Tuesday, January 24, 2012

Changing Gears

I decided 2012 is the year I quit acting like a noob. This doesn't change the fact that I will always feel like one; but there's no reason to reveal to the world at large at any given time that I am indeed nervous as hell.

Wait, I just did it again, didn't I?

With three books under my belt, along with a few published short stories, I decided it was time to do something different with the blog. You might have noticed the title is different; if not, go ahead and look. I'll wait.

See that? No more noobish business. This blog was originally designed as a way to, well... adverstise. I thought if I published a book and had a blog, then I could just market myself that way. And my plan was to document some of the tribulations that I might experience as an indie author. Share my pains and joys, losses and successes.

You know, share all the writerly things that only other writers care about.

There are three problems with that assumption. The first is that nobody likes spam. I wouldn't want some stranger tossing spam all over my site, so why should I be comfortable doing it myself? That's not marketing. It's just annoying.

Secondly, I realized over the course of five or six months that the whole "chronicle your journey as a writer" blog has been done.

To death.

There's not much more I can contribute to the discussion about indie publishing. It's tough, you have to work your ass off to get results, Amanda Hocking's contract with St. Martin's Press is "controversial," and JA Konrath is pretty much the indie publishing version of Yoda - only with more beer.

The third problem with my initial idea of what this blog should be is that a blog about writers and written for writers may definitely attract other writers. That's fine. I've met some awesome people by networking through the blog.

But a writer survives on one thing and one thing only: READERS. Yes, there are writers who also read. However, most indie authors are in the business of promoting themselves. It's not that we are insincere; it's just that have books to sell.

Quick experiment: fill a hotel conference room with dozens of sales people and see how meaningful the conversations become. Watch for the verbal tug of war, the pointless upstaging and outdoing of one another.

This is essentially the same thing that happens when you only surround yourself with other writers. Please don't misread this and think I dislike being amongst other writers. That's definitely not the case. You learn things, you develop ideas, and you get inspired. It's just counter-productive after a certain amount of time; you lose sight of what the goal is supposed to be.

An author's number one goal should be to find and RETAIN readers.

What does this mean for my blog?


I started a feature late last year (before a day job kind of broke my schedule like a battering ram destroys a door) and it was called "This Is Me..." The idea was originally developed as a children's book (and it may still be turned into a book this year). I'll be launching that feature again next week.
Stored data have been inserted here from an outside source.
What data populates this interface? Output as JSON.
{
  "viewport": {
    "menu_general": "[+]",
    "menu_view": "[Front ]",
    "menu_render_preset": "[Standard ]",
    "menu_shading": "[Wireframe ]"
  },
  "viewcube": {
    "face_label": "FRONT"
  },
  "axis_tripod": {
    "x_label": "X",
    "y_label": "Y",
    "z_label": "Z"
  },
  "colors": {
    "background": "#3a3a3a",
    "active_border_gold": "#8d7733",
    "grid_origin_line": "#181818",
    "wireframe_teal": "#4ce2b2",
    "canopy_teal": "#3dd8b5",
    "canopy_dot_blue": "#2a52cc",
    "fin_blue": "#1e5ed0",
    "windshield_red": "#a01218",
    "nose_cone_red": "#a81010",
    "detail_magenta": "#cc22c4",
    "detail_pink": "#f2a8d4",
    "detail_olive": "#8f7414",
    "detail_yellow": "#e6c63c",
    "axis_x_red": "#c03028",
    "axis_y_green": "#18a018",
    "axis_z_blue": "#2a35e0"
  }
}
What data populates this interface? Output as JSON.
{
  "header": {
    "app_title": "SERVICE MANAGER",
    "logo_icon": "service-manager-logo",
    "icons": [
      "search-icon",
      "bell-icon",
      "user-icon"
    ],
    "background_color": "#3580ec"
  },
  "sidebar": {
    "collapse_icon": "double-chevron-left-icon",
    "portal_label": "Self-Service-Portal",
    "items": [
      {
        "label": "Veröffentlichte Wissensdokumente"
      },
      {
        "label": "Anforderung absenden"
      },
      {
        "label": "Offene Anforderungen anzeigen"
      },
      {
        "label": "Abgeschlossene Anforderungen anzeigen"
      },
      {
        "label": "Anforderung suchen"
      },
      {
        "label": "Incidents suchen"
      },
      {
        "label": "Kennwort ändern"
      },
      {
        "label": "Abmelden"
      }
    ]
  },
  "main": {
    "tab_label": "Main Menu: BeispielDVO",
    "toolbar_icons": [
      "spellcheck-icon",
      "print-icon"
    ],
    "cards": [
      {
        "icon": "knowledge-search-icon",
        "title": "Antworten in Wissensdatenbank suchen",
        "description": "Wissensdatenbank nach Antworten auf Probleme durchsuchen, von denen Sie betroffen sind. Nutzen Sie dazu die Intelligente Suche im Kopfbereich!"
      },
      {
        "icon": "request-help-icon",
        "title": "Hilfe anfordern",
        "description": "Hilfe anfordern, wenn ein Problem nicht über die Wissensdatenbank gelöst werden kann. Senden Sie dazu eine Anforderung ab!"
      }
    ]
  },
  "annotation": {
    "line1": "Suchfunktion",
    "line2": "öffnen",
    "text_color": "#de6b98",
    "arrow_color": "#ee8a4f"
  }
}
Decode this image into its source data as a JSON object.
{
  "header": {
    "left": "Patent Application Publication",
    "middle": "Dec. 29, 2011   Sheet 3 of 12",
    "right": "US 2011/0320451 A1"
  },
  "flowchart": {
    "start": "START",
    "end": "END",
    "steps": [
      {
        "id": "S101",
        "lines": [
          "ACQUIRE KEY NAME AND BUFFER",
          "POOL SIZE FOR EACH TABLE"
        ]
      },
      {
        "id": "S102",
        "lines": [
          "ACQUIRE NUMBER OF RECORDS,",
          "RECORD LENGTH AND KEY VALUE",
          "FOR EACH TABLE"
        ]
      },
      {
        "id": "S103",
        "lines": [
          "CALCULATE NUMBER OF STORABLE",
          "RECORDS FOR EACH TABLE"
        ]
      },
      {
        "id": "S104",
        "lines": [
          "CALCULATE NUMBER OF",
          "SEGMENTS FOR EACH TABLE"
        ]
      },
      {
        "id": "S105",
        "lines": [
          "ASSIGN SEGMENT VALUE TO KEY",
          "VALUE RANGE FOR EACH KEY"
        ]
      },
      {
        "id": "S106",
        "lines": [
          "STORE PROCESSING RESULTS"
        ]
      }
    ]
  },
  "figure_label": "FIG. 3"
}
And beyond that, I'll just be talking about the stuff that interests me. Fantasy, science fiction, horror, popular culture... I'm a big nerd and it's going to be pretty obvious that I'm a card-carrying Freak. You have been warned.

On a final side note, go check out Chris Hardwick's book The Nerdist Way. I know, I know. He's not an indie and for the price of his ebook, you could buy twelve copies of my novel. I get it. But he has some pretty awesome tips for getting the best out of life. That is, if you're a nerd.